Olympus has developed a dry leak-testing alternative that takes the manual process out of the equation. Instead, an endoscope is attached to the ALT-Pro, which pumps air into the scope and automatically detects the presence of any leaks. A built-in RFID reader, custom-manufactured for Olympus, captures data regarding that test. "The ALT-Pro dry endoscope leak test eliminates the need for water submersion [and] air-bubble observation," says Russel Higgins, the associate product manager of Olympus' Medical Systems Group. Such automation, he explains, "prevents human error, while enhancing efficiency in endoscope reprocessing."

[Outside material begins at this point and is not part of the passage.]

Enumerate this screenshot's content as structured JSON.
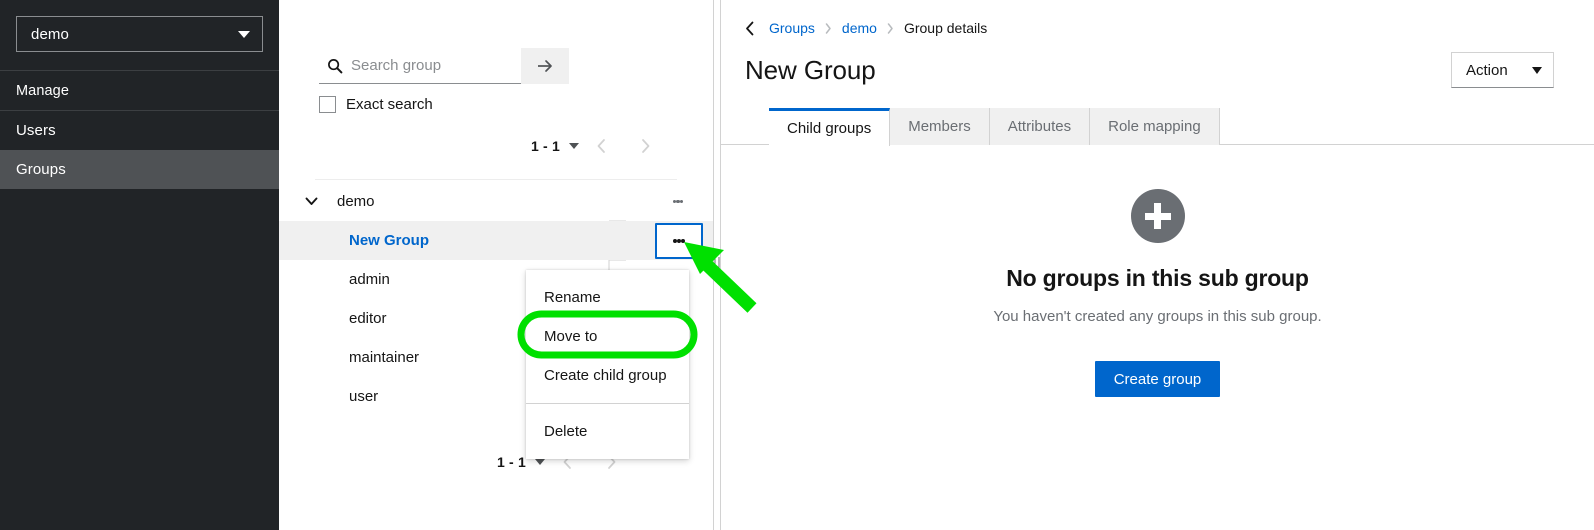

Each endoscope in Olympus' Evis Exera III product line, as well as the previous Evis Exera II product line, comes with a custom-made high-frequency (HF) 13.56 MHz passive RFID tag with a model number and a unique serial number encoded on it. The tag is integrated into the endoscope's light guide connector. A scope older than the Evis Exera II product line requires an external, pre-encoded tag that users can acquire from Olympus and attach via a strap composed of silicone rubber.

To begin the testing procedure, a technician would first wave the endoscope near the ALT-Pro's built-in reader, which would capture that scope's model and serial numbers. The employee would then wave his or her RFID-enabled badge in front of the reader to record who is conducting the test.